“Four miles from Glastonbury lies the little city of Wells, where is one of the neatest, and, in some respects, the most beautiful, cathedrals in England, particularly the west front of it, is one complete draught of imagery, very fine, and yet very ancient. This is a neat, clean city, and the clergy, in particular, live very handsomely. Here are no less than seven-and-twenty prebends, and nineteen canons, belonging to this church, beside a dean, a chancellor, a precentor, and three arch deacons; a number which very few cathedrals in England have, beside this. The city lies just at the foot of the mountains called Mendip Hills, and is itself built on a stony foundation. Its manufacture is chiefly of stockings, as is mentioned already; ’tis well built, and populous, and has several good families in it; so that there is no want of good company there.”
Daniel Defoe – A Tour Through the Whole Island of Great Britain (1724 – 6)

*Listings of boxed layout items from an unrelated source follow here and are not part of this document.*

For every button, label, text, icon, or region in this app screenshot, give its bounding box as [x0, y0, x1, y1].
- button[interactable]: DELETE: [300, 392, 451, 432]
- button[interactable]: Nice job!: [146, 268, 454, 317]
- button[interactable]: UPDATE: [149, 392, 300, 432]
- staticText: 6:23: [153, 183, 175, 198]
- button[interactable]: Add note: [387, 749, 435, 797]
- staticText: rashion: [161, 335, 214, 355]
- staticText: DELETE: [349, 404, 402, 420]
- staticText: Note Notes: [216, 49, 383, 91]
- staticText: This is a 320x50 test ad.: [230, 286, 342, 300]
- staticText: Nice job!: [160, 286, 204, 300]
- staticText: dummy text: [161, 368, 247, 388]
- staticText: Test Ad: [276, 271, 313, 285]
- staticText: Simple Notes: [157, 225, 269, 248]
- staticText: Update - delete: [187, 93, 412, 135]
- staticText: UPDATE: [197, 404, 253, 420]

Around 700 AD, the West Somerset Saxon King, Ine, on the advice of Bishop Sherbourne, built the first church at Wells in honour of St. Andrew. The Wells area was rich in resources and so would certainly have been inhabited for some time.

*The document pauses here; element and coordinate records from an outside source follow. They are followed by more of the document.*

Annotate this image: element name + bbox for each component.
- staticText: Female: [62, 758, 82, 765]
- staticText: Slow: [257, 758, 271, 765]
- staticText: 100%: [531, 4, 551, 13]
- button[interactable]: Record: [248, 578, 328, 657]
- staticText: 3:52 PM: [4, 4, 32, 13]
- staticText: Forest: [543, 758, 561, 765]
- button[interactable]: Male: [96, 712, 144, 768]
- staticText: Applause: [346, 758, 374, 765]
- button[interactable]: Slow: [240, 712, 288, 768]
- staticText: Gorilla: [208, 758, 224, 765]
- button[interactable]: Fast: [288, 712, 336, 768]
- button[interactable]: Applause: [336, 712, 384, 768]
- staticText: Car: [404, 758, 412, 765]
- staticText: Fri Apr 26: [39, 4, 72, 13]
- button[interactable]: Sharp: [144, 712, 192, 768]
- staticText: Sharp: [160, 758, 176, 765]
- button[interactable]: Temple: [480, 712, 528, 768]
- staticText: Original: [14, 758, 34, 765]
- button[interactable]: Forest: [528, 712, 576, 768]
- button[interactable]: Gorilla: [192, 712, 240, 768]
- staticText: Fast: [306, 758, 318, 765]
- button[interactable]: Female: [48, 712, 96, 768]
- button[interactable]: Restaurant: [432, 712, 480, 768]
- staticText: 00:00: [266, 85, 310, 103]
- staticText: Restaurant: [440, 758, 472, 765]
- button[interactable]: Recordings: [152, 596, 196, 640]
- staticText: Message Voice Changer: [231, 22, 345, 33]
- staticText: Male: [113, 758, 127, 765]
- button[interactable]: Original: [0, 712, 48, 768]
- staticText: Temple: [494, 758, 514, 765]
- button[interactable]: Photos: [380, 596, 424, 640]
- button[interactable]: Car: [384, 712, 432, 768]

Wells and Somerset got their first Bishop, Athelm two centuries later and Wells was raised to the status of Cathedral Church.

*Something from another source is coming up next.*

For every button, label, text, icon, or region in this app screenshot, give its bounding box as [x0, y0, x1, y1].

It was on the arrival of the Norman Bishop, John De Vilula, that the seat was moved to Bath. He assumed the title Bishop of Bath and Wells fell into decay.
Robert of Lewes, his successor, repaired damaged buildings of Wells, gave the clergy an efficient administration and granted a charter which marked the start of the city’s independence.
Wells was later granted three further Charters. It now had the right to hold weekly markets and four fairs a year.
Bishop Reginald de Bolun pulled down the old Cathedral and began building the current one around 1180. He was only responsible for the transepts, parts of the choir and nave and the north porch. His successors completed the project which took 250 years.